Seit sie neun Jahre alt ist, spielt Theresa Jäschke Posaune. Foto: Gottfried Stoppel

Theresa Jäschke posiert mit ihrer Posaune für den Blasmusikkalender 2017. Sie will damit zeigen, dass die Blasmusik nicht nur aus Polka und Märschen besteht, sondern auch jung und modern daher kommen kann.

Schwaikheim - Natürlich fällt einem sofort der Kalender eines bekannten Motorsägenherstellers ein. Damen, die eher knapp bekleidet mit verschiedenen Gartengeräten posieren. Ob sie diese vor dem Fotoshooting schon einmal in der Hand hatten, darf bezweifelt werden. Bei den Models des Blasmusikkalenders 2017 sieht das etwas anders aus. „Wir alle spielen unsere Instrumente schon seit vielen Jahren“, erzählt Theresa Jäschke. Und bei der Präsentation des Kalenders hätten alle Models zusammen auf der Bühne musiziert – ohne eine einzige Probe. „Das war wirklich toll“, sagt Mama Birgit Jäschke.

Sich in einem Musikverein zu engagieren und die Blasmusik zu pflegen, sei im Casting wichtiger gewesen als die körperlichen Maße. „Wobei es dieses Jahr echt hübsche Mädels sind“, sagt die Schwaikheimerin, die man da ruhig dazuzählen darf. Zu ihrem attraktiven Äußeren kommt die innere Verbundenheit zur Blasmusik. „Der Opa hat mir eine kleine Posaune in die Hand gedrückt, als ich neun Jahre alt war“, erzählt die Schwaikheimerin.

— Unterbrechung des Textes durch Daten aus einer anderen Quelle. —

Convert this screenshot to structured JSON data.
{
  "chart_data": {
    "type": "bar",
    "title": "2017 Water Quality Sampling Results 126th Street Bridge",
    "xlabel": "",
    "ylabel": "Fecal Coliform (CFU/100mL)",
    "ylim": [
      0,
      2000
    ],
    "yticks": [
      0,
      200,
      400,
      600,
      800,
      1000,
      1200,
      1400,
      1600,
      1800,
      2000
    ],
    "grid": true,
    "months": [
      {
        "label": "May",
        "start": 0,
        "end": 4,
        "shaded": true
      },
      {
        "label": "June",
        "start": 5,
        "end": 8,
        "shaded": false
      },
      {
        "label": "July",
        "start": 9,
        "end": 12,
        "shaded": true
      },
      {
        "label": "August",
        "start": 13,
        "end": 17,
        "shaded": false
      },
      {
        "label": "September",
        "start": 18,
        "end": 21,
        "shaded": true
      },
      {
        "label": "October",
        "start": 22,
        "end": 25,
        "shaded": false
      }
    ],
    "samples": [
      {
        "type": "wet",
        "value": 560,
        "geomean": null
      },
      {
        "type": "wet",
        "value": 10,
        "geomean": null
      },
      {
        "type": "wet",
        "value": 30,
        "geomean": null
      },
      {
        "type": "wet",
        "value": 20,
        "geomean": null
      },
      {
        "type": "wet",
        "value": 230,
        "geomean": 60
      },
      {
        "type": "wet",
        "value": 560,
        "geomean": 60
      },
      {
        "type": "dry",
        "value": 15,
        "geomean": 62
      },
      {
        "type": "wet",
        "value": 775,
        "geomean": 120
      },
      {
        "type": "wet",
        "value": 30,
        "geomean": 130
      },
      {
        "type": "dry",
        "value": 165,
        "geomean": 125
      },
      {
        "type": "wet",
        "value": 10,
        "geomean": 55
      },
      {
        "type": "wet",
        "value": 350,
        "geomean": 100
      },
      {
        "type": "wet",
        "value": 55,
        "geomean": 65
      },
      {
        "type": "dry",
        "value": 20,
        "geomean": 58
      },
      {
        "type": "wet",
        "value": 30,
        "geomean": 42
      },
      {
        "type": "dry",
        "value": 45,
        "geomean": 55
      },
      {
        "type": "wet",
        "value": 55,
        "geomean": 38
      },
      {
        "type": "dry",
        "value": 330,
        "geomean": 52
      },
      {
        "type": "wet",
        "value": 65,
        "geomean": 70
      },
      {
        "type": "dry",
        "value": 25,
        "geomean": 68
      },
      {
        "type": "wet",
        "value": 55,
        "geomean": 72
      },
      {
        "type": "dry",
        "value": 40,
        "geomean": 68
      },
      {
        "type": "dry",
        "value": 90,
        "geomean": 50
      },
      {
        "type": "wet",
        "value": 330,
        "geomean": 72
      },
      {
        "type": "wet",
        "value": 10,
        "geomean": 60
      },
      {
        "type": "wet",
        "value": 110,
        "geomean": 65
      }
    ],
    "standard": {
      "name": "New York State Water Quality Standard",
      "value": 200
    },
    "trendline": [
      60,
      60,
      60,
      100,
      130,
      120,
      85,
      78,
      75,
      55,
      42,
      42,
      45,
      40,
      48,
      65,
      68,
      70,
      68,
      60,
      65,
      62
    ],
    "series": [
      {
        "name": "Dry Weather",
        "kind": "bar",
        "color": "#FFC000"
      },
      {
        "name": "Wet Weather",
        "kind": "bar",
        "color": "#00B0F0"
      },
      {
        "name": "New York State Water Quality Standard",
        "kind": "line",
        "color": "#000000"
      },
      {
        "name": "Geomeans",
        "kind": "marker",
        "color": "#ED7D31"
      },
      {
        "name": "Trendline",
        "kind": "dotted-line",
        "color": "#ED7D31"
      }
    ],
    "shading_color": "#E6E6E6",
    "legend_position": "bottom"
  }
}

Auf der Suche nach interessanten Typen

Seit elf Jahren spielt sie im örtlichen Musikverein, mit ungebrochener Begeisterung für ihr Instrument. „Ich finde den Klang einfach schön. Und die Vielfalt – ich kann symphonische Stücke mitspielen, bei einer Polka, aber auch in einer Big Band“, sagt Theresa Jäschke, die es auch ganz gut findet, kein klassisches Mädcheninstrument zu spielen. „Im tiefen Blech sind wir meistens ganz wenige.“ Das sei beim Casting gut angekommen, genauso wie die Tatsache, dass Theresa Jäschke passionierte Motorradfahrerin ist. „Das Kalenderteam war schon auf der Suche nach interessanten Typen“, erzählt sie, die mit ihren roten Haaren, den Festivalbändern am Handgelenk und den Tatöwierungen auf dem Körper nicht ganz zu dem Bild passt, das man vielleicht von einem Musikvereinsmitglied hat.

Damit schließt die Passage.